In an extraordinary verbal assault from the bench, a Superior Court judge accused Dist. Atty. Gil Garcetti of a "gross abuse of prosecutorial discretion" for seeking a 'three strikes' conviction--and the possibility of life imprisonment--against a homeless man accused of possessing three-tenths of a gram of cocaine.
The stinging remarks by Judge David P. Yaffe came moments after a jury acquitted defendant Michael Newhouse on Monday after about an hour's deliberation.
"This case, in the court's opinion, constitutes a gross abuse of prosecutorial discretion," Yaffe told jurors, making it clear that his criticism was intended for Garcetti and not the deputy district attorney, Pamela Gelman, who prosecuted Newhouse.
"This case constituted a refusal by the district attorney to exercise the discretion that is vested in him by law and is part of his job," Yaffe said.
"If he refused to exercise that discretion . . . because he is afraid of the public reaction, then he's a craven coward who is afraid to do his sworn duty," the judge said. "If he refused to exercise his discretion because he's trying to demonstrate that the 'three strikes' law does not work, then he is an arrogant bureaucrat who is trying to make fools of the 70% of Californians who voted for that law."
As in a previous drug case in his court that also ended in acquittal, Yaffe said, defendants faced severe "three strikes" sentences for relatively minor felonies years after earlier convictions.
(Newhouse served three years in prison after pleading guilty in 1986 to two residential burglaries filed under one case, according to his court-appointed attorney Victor Salerno.)
"The evidence in this case," Yaffe said, "was so weak that to prosecute it at all was questionable. To make it a case involving life imprisonment was grotesque."
Yaffe declined to comment Thursday.
While Garcetti could not be reached for comment, his chief deputy Sandy Buttitta disputed Yaffe's contention that the case should not have been filed under the "three strikes" law.
"Frankly, I understand his frustration," Buttitta said. "What I would disagree with however is when he talks about the discretion we do or do not have."

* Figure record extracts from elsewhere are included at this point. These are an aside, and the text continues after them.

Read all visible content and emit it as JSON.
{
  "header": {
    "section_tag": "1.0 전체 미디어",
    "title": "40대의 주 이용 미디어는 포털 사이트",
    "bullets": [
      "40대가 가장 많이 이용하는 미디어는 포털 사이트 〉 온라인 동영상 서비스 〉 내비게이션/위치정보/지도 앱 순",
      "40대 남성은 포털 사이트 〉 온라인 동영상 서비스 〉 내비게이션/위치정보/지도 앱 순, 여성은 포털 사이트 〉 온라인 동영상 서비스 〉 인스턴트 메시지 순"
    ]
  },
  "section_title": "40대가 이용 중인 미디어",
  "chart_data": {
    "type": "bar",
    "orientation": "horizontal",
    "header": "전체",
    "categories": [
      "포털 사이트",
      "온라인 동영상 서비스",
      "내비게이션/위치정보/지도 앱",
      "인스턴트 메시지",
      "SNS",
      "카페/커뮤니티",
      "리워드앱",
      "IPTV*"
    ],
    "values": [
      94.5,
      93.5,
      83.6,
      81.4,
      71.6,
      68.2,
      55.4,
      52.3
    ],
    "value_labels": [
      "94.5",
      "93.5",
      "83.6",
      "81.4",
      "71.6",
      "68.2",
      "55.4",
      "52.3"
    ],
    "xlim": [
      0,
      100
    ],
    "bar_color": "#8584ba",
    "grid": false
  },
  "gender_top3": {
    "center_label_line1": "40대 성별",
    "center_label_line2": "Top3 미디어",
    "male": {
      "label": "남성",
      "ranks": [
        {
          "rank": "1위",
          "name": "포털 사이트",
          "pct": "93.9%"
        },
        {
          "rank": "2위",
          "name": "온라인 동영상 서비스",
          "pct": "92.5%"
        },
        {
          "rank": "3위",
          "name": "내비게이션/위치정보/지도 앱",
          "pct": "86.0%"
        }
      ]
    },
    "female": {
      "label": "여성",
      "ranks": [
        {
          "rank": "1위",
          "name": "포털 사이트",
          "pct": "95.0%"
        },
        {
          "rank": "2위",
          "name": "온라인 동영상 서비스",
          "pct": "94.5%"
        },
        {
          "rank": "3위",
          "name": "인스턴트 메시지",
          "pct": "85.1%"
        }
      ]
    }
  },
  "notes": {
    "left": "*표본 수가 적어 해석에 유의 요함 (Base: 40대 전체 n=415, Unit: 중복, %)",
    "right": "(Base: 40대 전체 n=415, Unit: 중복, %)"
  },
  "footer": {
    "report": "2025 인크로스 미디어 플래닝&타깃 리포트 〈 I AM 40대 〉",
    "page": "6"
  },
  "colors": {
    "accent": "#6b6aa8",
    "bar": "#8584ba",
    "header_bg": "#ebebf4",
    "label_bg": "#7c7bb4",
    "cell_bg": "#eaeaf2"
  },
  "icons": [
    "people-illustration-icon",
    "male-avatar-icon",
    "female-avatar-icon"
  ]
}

Like most of the state's district attorney's, Buttitta said, Los Angeles' prosecutors file all cases involving repeat felony offenders under the new law, reserving the right to seek a plea agreement before trial. In this case, Buttitta said, she understood that Newhouse was offered--but refused--an agreement that would have meant a six-year sentence.
Salerno said he knew of no such offer.
"I am very disappointed that cases this trivial are prosecuted as 'three strikes' cases," Salerno said. "I think it is a travesty."
His client, released Wednesday after 10 months in jail, could not be reached for comment.
In his remarks, the judge argued that the "three strikes" law requires district attorneys to "make the law work reasonably and responsibly by exercising some discretion."
"This is discretion that he refuses to exercise," Yaffe said.
The consequence, he said, has been devastating for the county's justice system--overwhelming crowded jails, unnecessarily burdening the Sheriff's Department, and leaving prosecutors and public defenders with far more cases than they can handle.